Pada 16 Agustus lalu, Komnas HAM memublikasikan hasil penyelidikan atas dugaan pelanggaran HAM dalam proses asesmen TWK pegawai KPK menjadi aparatur sipil negara (ASN). Komnas menyatakan, ada 11 bentuk pelanggaran HAM dalam pelaksanaan TWK tersebut.
Pelanggaran itu di antaranya, hak atas keadilan dan kepastian hukum, penghormatan terhadap perempuan, hak untuk tidak didiskriminasi, hak atas kebebasan beragama dan berkeyakinan, hak atas pekerjaan, hak atas rasa aman, hak atas informasi, hak atas privasi, hak atas kebebasan berkumpul dan berserikat, hak untuk berpartisipasi dalam pemerintahan, serta hak atas kebebasan berpendapat.

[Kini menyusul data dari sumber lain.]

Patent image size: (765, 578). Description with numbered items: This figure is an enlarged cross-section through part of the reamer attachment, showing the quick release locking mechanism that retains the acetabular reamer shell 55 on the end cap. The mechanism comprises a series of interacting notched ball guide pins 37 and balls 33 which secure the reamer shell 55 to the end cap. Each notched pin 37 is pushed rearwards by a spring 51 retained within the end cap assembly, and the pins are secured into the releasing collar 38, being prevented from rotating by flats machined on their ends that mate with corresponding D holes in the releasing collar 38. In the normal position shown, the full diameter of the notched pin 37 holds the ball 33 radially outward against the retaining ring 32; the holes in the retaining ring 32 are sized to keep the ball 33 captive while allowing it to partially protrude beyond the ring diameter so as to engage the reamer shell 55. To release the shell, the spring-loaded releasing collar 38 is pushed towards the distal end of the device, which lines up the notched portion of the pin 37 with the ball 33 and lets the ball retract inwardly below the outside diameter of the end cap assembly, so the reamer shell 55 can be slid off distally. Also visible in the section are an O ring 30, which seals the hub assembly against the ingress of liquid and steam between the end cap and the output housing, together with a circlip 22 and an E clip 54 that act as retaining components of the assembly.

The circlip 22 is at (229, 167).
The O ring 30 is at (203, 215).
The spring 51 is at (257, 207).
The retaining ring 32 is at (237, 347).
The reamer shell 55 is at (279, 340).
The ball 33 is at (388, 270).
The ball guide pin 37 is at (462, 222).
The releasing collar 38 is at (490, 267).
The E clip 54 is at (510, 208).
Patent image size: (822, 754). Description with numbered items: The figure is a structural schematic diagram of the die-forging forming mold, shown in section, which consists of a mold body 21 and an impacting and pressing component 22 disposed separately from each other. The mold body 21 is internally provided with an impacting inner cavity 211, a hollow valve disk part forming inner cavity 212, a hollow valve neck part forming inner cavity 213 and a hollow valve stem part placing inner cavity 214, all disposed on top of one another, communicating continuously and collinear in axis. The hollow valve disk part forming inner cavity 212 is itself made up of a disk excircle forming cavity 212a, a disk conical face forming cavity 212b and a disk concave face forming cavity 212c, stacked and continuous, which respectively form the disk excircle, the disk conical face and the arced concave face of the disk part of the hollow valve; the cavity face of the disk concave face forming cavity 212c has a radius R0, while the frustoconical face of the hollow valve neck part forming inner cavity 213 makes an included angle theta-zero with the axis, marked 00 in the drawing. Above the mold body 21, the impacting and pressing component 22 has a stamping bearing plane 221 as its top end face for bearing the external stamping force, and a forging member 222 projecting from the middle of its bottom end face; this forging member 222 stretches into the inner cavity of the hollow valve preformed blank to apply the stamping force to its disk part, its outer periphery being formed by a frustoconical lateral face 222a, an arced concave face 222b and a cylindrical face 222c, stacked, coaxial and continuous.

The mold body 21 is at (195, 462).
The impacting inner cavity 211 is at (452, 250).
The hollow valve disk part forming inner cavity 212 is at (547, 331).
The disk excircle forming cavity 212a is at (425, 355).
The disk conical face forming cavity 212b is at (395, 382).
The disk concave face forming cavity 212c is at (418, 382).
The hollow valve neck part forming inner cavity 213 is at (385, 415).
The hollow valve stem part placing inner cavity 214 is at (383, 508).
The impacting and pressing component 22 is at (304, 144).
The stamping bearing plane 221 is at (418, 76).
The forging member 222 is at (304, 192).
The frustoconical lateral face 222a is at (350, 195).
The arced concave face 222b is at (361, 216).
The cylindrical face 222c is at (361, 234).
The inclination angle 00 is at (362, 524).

Pelaksanaan TWK juga dinilai tidak memiliki dasar hukum serta tidak sejalan dengan peraturan perundang-undangan yang berlaku.
Lebih jauh Komnas HAM menyatakan, ada intensi lain dalam pelaksanaan TWK, yaitu menyingkirkan pegawai KPK tertentu, khususnya mereka yang mendapat label dan stigma Taliban. Pelabelan Taliban itu sengaja dikembangkan dan dilekatkan kepada pegawai dengan latar belakang identitas ataupun praktik keagamaan tertentu yang tak bisa dikendalikan pimpinan.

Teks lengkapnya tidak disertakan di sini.